Ainsi, le délai des actions en matière de baux d'habitation qui était, avant la loi ALUR, le délai de droit commun de cinq ans prévu à l'article 2224 du code civil dans sa rédaction issue de la réforme de 2008, a été réduit à trois ans. Ce nouveau délai s'applique sauf les exceptions prévues par une disposition législative spéciale. Il concerne notamment les actions en recouvrement des dettes locatives, loyers et charges, celles visant à la régularisation des charges locatives ou à l'exécution des réparations locatives.
On notera cependant que s'agissant des seuls baux d’habitations à loyer modéré ou soumis à la loi n° 48-1360 du 1er septembre 1948, le délai de prescription des actions était déjà de trois ans. La loi ALUR a, en réalité, généralisé la solution pour tous les baux d'habitation à titre principal.
Le point de départ du délai se réfère à la règle générale posée à l'article 2224 du code civil : le jour où l'on a appris les faits permettant d'exercer le droit.
La prescription de l'action est une fin de non recevoir qui ne relève que de l'initiative des parties qui peuvent la soulever en tout état de cause et, aussi bien y renoncer (article 2247 et 2248 du code civil).
La question s'est posée de savoir si cette disposition nouvelle était applicable aux baux en cours ou seulement aux baux conclus après l'entrée en vigueur de la loi ALUR, soit le 27 mars 2014. On va voir que législateur est parfois hésitant et difficile à suivre.

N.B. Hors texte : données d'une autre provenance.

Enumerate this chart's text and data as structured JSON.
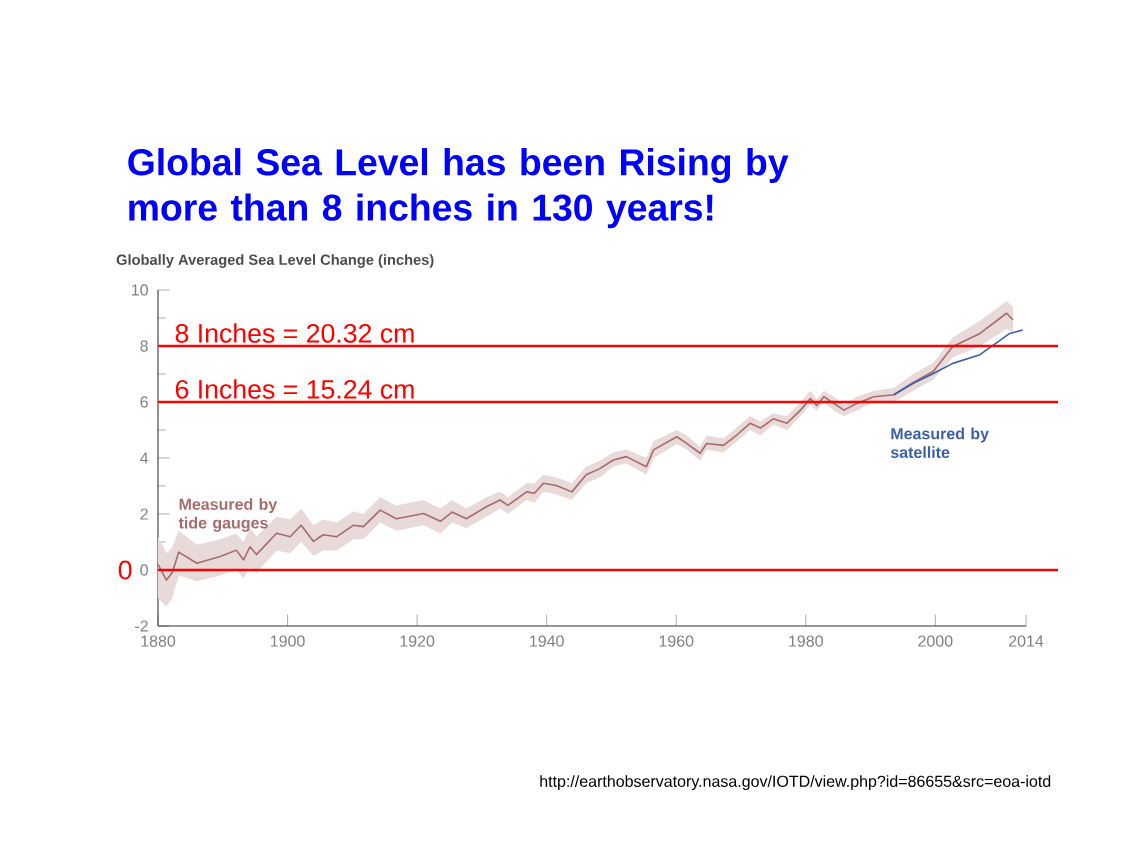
{
  "chart_data": {
    "type": "line",
    "title": "Global Sea Level has been Rising by more than 8 inches in 130 years!",
    "subtitle": "Globally Averaged Sea Level Change (inches)",
    "xlim": [
      1880,
      2014
    ],
    "xticks": [
      1880,
      1900,
      1920,
      1940,
      1960,
      1980,
      2000,
      2014
    ],
    "ylim": [
      -2,
      10
    ],
    "yticks": [
      -2,
      0,
      2,
      4,
      6,
      8,
      10
    ],
    "series": [
      {
        "color": "#a86a6a",
        "x": [
          1880,
          1881.3,
          1882.2,
          1883.2,
          1886,
          1889.6,
          1892.1,
          1893.2,
          1894.2,
          1895.2,
          1898.3,
          1900.4,
          1902.1,
          1904,
          1905.5,
          1907.6,
          1910.2,
          1911.7,
          1914.3,
          1916.8,
          1921,
          1923.6,
          1925.4,
          1927.6,
          1930.7,
          1932.8,
          1934,
          1936.9,
          1938.1,
          1939.5,
          1941.5,
          1943.9,
          1946.1,
          1948.2,
          1950.3,
          1952.3,
          1955.4,
          1956.5,
          1960.1,
          1961.6,
          1963.7,
          1964.7,
          1967.3,
          1969.4,
          1971.4,
          1973,
          1975,
          1977.1,
          1979.2,
          1980.7,
          1981.7,
          1982.8,
          1984.3,
          1985.9,
          1987.9,
          1990.5,
          1993.6,
          1996.6,
          1999.7,
          2002.7,
          2006.9,
          2011,
          2012
        ],
        "values": [
          0.2,
          -0.36,
          -0.1,
          0.64,
          0.24,
          0.48,
          0.71,
          0.36,
          0.83,
          0.55,
          1.31,
          1.19,
          1.6,
          1.02,
          1.26,
          1.19,
          1.6,
          1.55,
          2.14,
          1.83,
          2.02,
          1.74,
          2.07,
          1.83,
          2.26,
          2.5,
          2.31,
          2.79,
          2.74,
          3.1,
          3.02,
          2.79,
          3.4,
          3.62,
          3.93,
          4.05,
          3.69,
          4.29,
          4.76,
          4.52,
          4.17,
          4.52,
          4.45,
          4.83,
          5.24,
          5.07,
          5.4,
          5.24,
          5.71,
          6.12,
          5.88,
          6.19,
          5.95,
          5.71,
          5.95,
          6.19,
          6.26,
          6.7,
          7.1,
          7.98,
          8.45,
          9.17,
          8.93
        ],
        "lower": [
          -1,
          -1.3,
          -1,
          -0.2,
          -0.4,
          -0.2,
          0,
          -0.3,
          0.1,
          -0.1,
          0.7,
          0.6,
          1,
          0.5,
          0.7,
          0.7,
          1.1,
          1.1,
          1.7,
          1.4,
          1.6,
          1.3,
          1.7,
          1.5,
          1.9,
          2.2,
          2,
          2.5,
          2.4,
          2.8,
          2.7,
          2.5,
          3.1,
          3.3,
          3.7,
          3.8,
          3.4,
          4,
          4.5,
          4.3,
          3.9,
          4.3,
          4.2,
          4.6,
          5,
          4.8,
          5.2,
          5,
          5.5,
          5.9,
          5.7,
          6,
          5.7,
          5.5,
          5.7,
          6,
          6,
          6.4,
          6.8,
          7.6,
          8,
          8.6,
          8.5
        ],
        "upper": [
          1.2,
          0.6,
          0.8,
          1.4,
          0.9,
          1.1,
          1.3,
          1,
          1.5,
          1.2,
          1.9,
          1.8,
          2.2,
          1.6,
          1.8,
          1.7,
          2.1,
          2,
          2.6,
          2.3,
          2.5,
          2.2,
          2.5,
          2.2,
          2.6,
          2.8,
          2.6,
          3.1,
          3.1,
          3.4,
          3.3,
          3.1,
          3.7,
          3.9,
          4.2,
          4.3,
          4,
          4.6,
          5,
          4.8,
          4.4,
          4.8,
          4.7,
          5.1,
          5.5,
          5.3,
          5.6,
          5.5,
          6,
          6.4,
          6.1,
          6.4,
          6.2,
          5.9,
          6.2,
          6.4,
          6.5,
          7,
          7.4,
          8.3,
          8.9,
          9.6,
          9.4
        ]
      },
      {
        "color": "#3d5fa8",
        "x": [
          1993.6,
          1996.6,
          1999.7,
          2002.7,
          2006.9,
          2008.9,
          2011.5,
          2013.5
        ],
        "values": [
          6.26,
          6.67,
          7.02,
          7.38,
          7.69,
          8.02,
          8.45,
          8.57
        ]
      }
    ],
    "ref_lines": [
      {
        "axis": "y",
        "value": 8,
        "label": "8  Inches = 20.32 cm",
        "color": "#ff0000"
      },
      {
        "axis": "y",
        "value": 6,
        "label": "6  Inches = 15.24 cm",
        "color": "#ff0000"
      },
      {
        "axis": "y",
        "value": 0,
        "label": "0",
        "color": "#ff0000"
      }
    ],
    "annotations": [
      "Measured by tide gauges",
      "Measured by satellite",
      "http://earthobservatory.nasa.gov/IOTD/view.php?id=86655&src=eoa-iotd"
    ],
    "grid": false,
    "marker": "none",
    "line_style": "solid"
  }
}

A priori, il ne pouvait y avoir de mystère. L'article 14 de la loi ALUR énonçait que « les contrats de location en cours à la date d'entrée en vigueur de la présente loi demeurent soumis aux dispositions qui leur étaient applicables », à l'exception toutefois de certaines dispositions nouvelles, applicables aux baux en cours, parmi lesquelles l'article 7-1 n'était pas cité.
Que la réduction du délai de prescription ne touche pas les baux en cours à la date de l'entrée en vigueur de la loi ALUR, c'est la solution immédiatement retenue, et à juste titre, par les juges (notamment cour d'appel de Paris 1er juillet 2014 n° 2014-015894).
Cependant, la loi du 6 août 2015 pour la croissance, l'activité et l'égalité des chances économiques, dite loi Macron, dispose dans un article 82 que l'article 7-1 de la loi du 6 juillet 1989, tel que modifié par la loi ALUR, était applicable dans les conditions de l'article 2222 du code civil.
Cet article du code civil, énonce dans son alinéa 2 qu’« en cas de réduction de la durée du délai de prescription ou du délai de forclusion, ce nouveau délai court à compter du jour de l'entrée en vigueur de la loi nouvelle, sans que la durée totale puisse excéder la durée prévue par la loi antérieure ».
Donc le délai réduit de 3 ans s'applique pour les actions se rapportant aux baux antérieurs à l'entrée en vigueur de la loi ALUR. Dans le cas où le point de départ du délai de prescription est antérieur à cette entrée en vigueur, le délai ne peut être supérieur à cinq ans. Par exemple, si trois ans se sont écoulés avant la loi ALUR, le demandeur ne pouvait disposer pour agir que de deux ans à compter du 27 mars 2014.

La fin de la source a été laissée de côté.